According to Transparency International, lack of proper oversight leads to corruption and the squandering of public money. A further effect of the EAF’s economic dominance is a lack of growth opportunities for SMEs, since only favoured insiders can win lucrative contracts and deal with the permit system. In turn, this leads to a large informal economy of insiders, leaving many Egyptians outside, in poverty.
On social and political levels, this is profoundly problematic. Politically, the armed forces are now so invested (in every sense of the word) in the system that it is hard to disentangle the army from the state from the economy. According to Marshall, the EAF relies on revenue from its commercial arms for the funds required to function as an organisation – including officers clubs, military hospitals, good schools and retirement schemes for the officer class. All of these would likely be severely curtailed if the EAF were to become an institution with no independent sources of revenue and subordinate to civilian control.
While patronage is nothing new in Egyptian politics, since President Abdel Fattah el-Sisi came to power the top brass has expanded intra-military patronage to the extent that they are crowding out other economic actors and failing to bring in key constituencies such as opposition groups, the private sector bourgeoisie and the urban poor.

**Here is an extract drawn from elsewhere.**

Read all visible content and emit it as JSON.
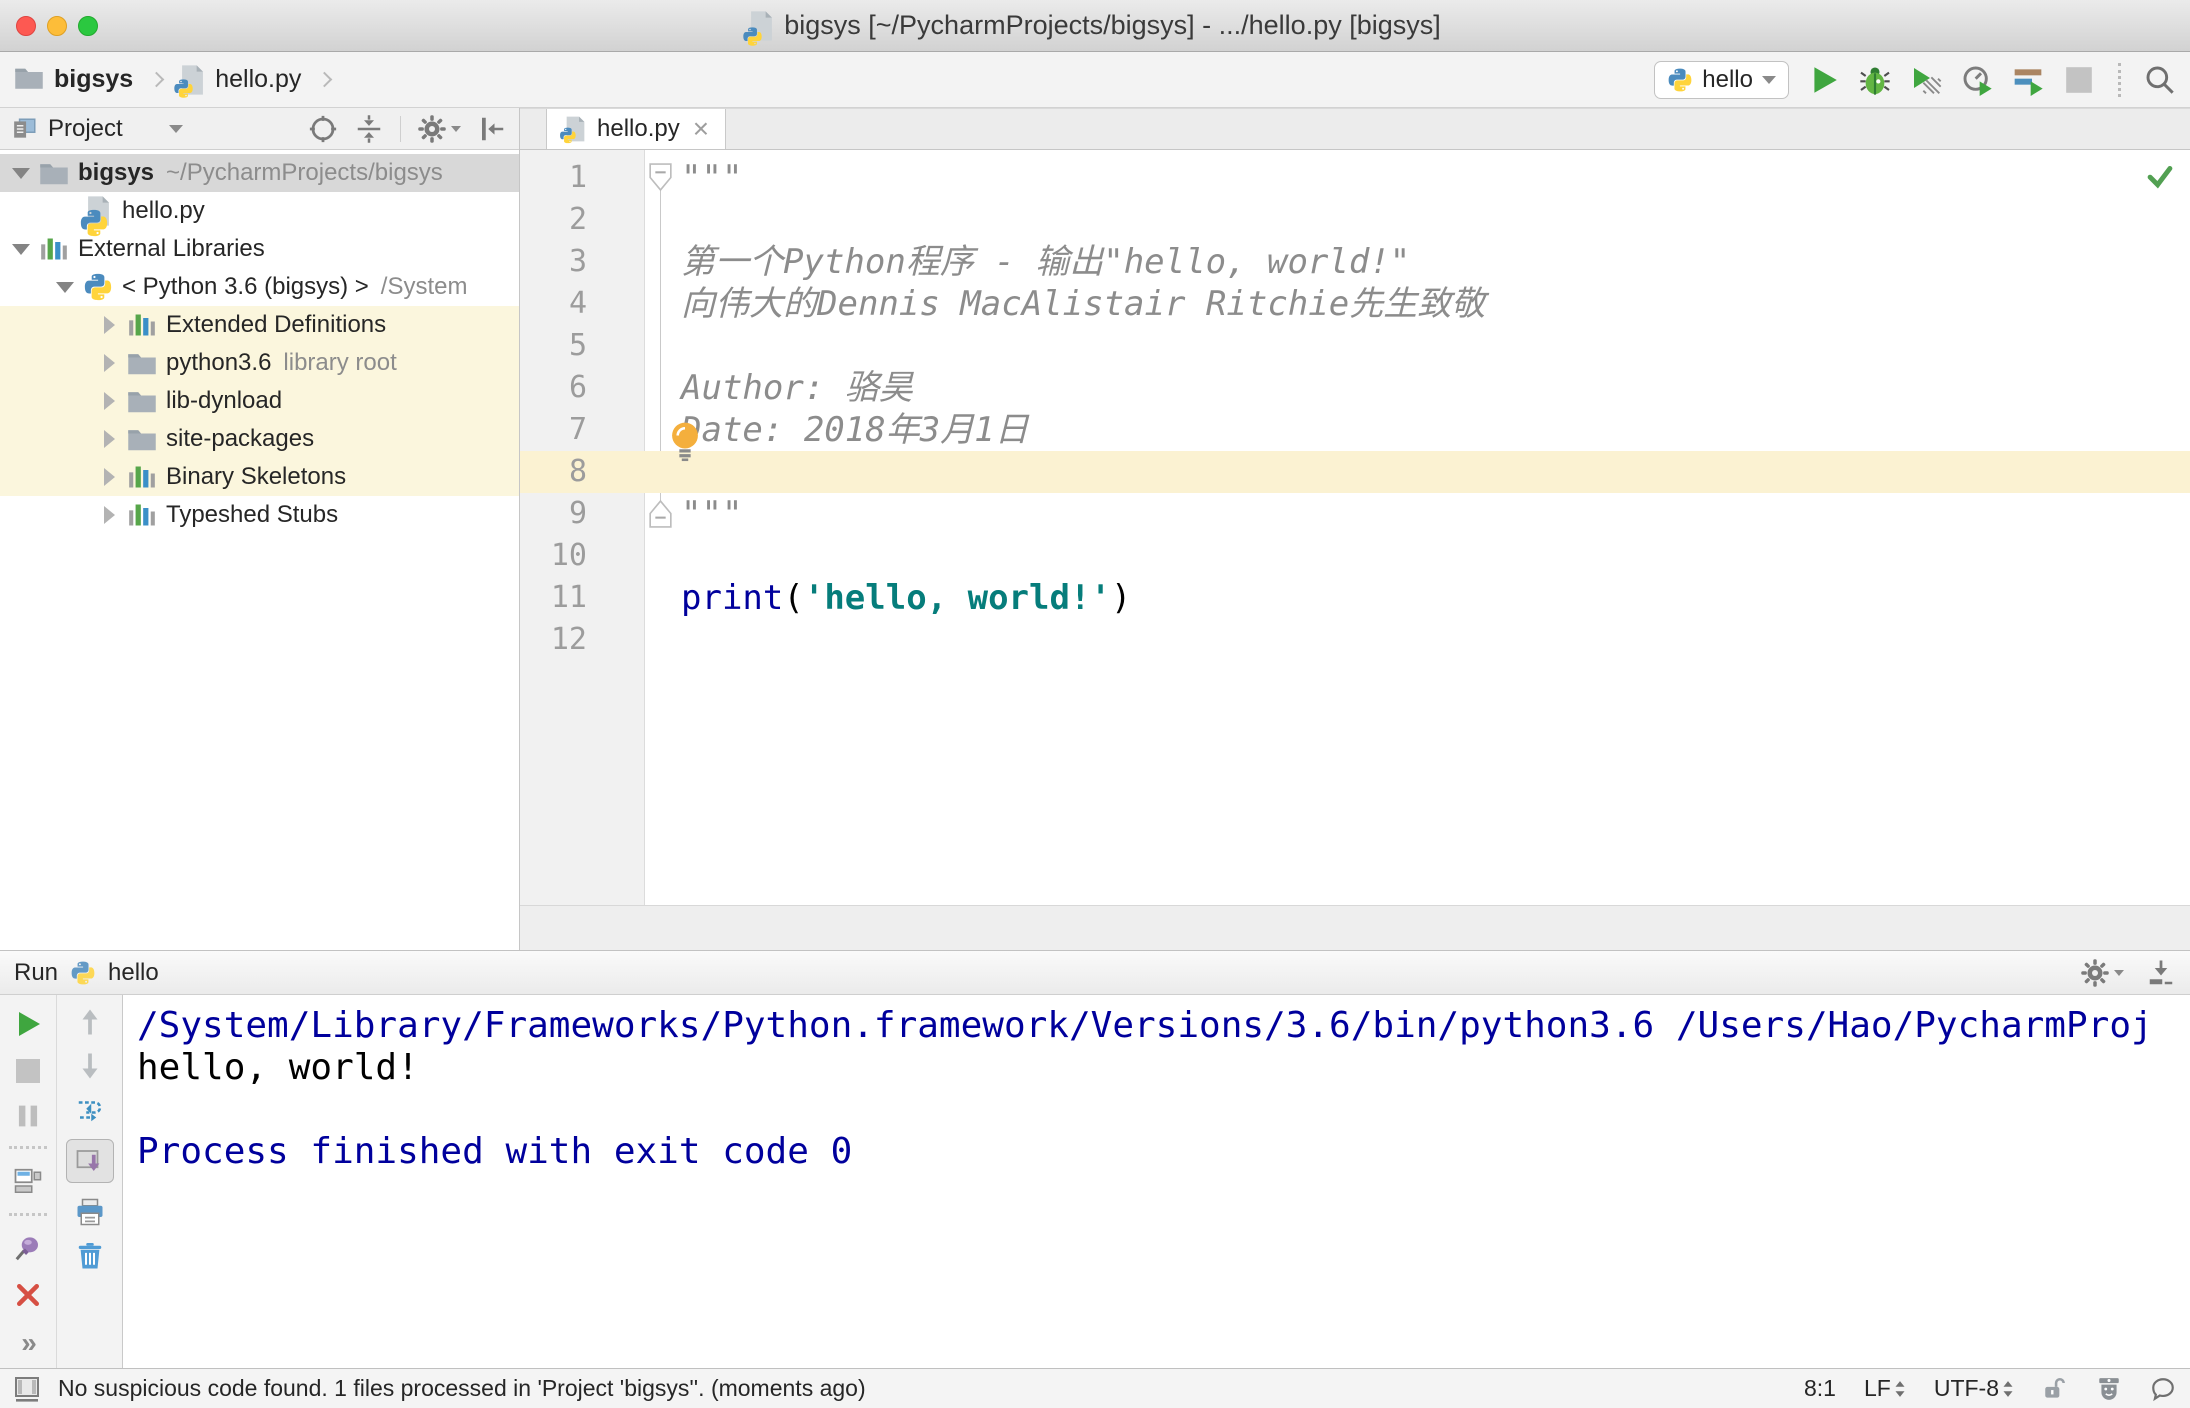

The EAF has expanded its reach so fast that now it has to defend its empire against these groups, sowing seeds of further strife in future.
The upshot is that it is now arguable whether the EAF does indeed function as an organisation, or at least, as a strictly military one. The core function of any armed forces is clearly defined: defence of the realm. Once an army goes beyond that, it can lose sight of its reason for being and end up failing in its primary purpose.
If conscripts go untrained in military matters because they are deployed as unpaid labour, if maintenance of equipment is neglected in favour of a focus on business, then ultimately the capacity of the armed forces to defend the country becomes degraded. As evidenced by continued low-level violent unrest in Cairo and a more serious ongoing conflict in the Sinai, through pursuing its commercial ambitions the EAF risks failing in its core function.